It was a hot summer nightAnd the beach was burning
Back in the good old days – pre-2013- the definition of ‘fuel poverty’ was someone who was regularly spending 10% or more of their household income on fuel to run their homes. Since the surging energy bills of the last few months, that’s now pretty much most of us.
By January, the official estimates are that the average household will be spending £5,000 a year on gas and electricity. Which means that anyone earning under £50,000 would, under the old definition, be classified as ‘fuel-poor’. Take into account that the mean average salary for all workers in the UK is £31,447, that’s one hell of a lot of people who can call themselves poor, even if they might not necessarily recognise that definition of themselves. Yet.
Now though, the definition has changed to something more complicated. Now, you are fuel poor if you have required fuel costs that are above average (the national median level), and if meeting those costs would leave a residual income below the official poverty line. And the official poverty line is that, after housing costs, you are left with income that is 60% below the median household income after housing costs for that year (currently £31,400).
Confused? I think that’s the idea. A first-world nation should not have the majority of its citizens able to be classed as poor in some way. What have all the struggles and triumphs of the of previous generations been for if that is to be the case?
The issue with basing such statistics on having to sit above average costs of fuel when such costs are rising as quickly as they have done this year is obvious – it takes more people out of the definition.
It’s not like energy bills are easy to understand either.

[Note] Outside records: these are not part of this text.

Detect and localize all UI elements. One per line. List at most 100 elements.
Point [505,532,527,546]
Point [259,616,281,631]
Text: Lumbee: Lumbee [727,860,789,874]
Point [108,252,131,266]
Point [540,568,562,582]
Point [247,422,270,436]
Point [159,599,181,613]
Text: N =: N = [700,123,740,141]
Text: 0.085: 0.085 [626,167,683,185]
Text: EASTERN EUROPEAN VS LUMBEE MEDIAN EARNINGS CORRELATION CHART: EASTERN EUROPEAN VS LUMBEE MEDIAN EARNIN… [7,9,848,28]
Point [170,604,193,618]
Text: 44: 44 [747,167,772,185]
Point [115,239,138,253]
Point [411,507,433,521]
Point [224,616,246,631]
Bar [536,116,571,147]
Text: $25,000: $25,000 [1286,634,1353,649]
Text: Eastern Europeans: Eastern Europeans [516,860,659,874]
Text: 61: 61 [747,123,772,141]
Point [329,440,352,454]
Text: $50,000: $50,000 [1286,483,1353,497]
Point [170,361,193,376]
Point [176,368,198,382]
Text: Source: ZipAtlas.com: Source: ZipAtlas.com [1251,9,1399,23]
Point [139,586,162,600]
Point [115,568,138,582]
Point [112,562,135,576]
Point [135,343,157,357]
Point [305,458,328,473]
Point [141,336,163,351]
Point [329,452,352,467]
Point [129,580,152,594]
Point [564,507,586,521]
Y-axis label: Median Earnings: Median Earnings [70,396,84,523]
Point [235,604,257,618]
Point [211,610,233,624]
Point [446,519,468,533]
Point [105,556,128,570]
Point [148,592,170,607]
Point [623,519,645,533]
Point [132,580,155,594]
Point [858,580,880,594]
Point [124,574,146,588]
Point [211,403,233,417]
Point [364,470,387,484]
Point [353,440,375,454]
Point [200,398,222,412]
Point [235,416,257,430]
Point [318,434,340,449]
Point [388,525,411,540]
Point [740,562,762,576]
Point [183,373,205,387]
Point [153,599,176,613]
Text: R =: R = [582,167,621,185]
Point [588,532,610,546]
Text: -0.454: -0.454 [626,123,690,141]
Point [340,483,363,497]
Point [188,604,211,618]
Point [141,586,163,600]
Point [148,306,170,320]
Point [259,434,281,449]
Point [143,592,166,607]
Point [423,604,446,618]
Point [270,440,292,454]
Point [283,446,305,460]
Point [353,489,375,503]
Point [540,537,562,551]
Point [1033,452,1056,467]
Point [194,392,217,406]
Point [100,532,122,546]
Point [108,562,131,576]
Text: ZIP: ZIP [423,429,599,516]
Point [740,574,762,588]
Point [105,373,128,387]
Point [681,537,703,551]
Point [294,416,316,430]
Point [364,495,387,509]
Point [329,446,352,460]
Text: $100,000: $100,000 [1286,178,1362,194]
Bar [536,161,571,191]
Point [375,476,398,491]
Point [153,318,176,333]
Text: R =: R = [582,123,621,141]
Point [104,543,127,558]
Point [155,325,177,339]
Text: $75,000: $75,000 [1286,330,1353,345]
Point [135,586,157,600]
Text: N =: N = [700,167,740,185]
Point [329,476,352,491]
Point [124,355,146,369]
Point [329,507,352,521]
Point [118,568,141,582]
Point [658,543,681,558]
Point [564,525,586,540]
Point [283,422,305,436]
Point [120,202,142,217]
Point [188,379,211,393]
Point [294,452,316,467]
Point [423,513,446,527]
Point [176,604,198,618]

If you have one of those smart meters, assuming it works properly, it will tell you how much it is costing you every time you boil the kettle or your teenagers leave the bathroom light on all morning – again. Yet only half of all meters installed in the UK are ‘smart’, so the rest of those households are left with the choice of trusting that the energy supplier is actually taking note of the readings you diligently enter on the App every month, or taking on the black art of deciphering your energy bill yourself. Why in heavens name are gas bills so complicated? Why, when we are being charged per kwH do the meters measure in either cu m or cu ft? I’m sure there is a technically sound reason, but it seems so bonkers to have to subtract one reading from another, multiply by a volume conversion factor of X, then by a calorific factor of Y before finally dividing by a kilowatt conversion factor of Z. All to make sure that you are being charged for what you have used. A smart meter could, possibly, solve all that for you (OK me,) but until a supplier can categorically explain to me how their meter can tell how much gas I use when the electric meter, the boiler and the gas meter are all in different rooms, and that replacing them won’t completely wreck the cupboard in the kitchen where the electric one is neatly and tidily situated, I’m sticking with old-style.
We know the best way to reduce the use of energy in our homes though. It’s to ensure that they are insulated as well as possible, taking into account the need for ventilation and, in the odd Summer heatwave, cooling.
Alas, successive governments have fiddled whilst Rome burned, coming up with notions and schemes that have done little to improve the building fabrics of our homes. Now it’s probably too late. With the cost increasing, we need to spend more of our income on paying the bills. Plus, the general cost of living is also rocketing, putting pressure on our finances. Less money to spare on upgrading our older heating systems and draughty homes means fewer people will be willing or able to make their homes more energy efficient. This means even more of the population in a first world country will be pulled into the bracket of ‘fuel poverty’.
Dishi Rishi and Dizzie Lizzie: whichever one of them wins the race to be PM on September 5th has got their work cut out to get through this mess. I hope they’re up to it. I suspect not.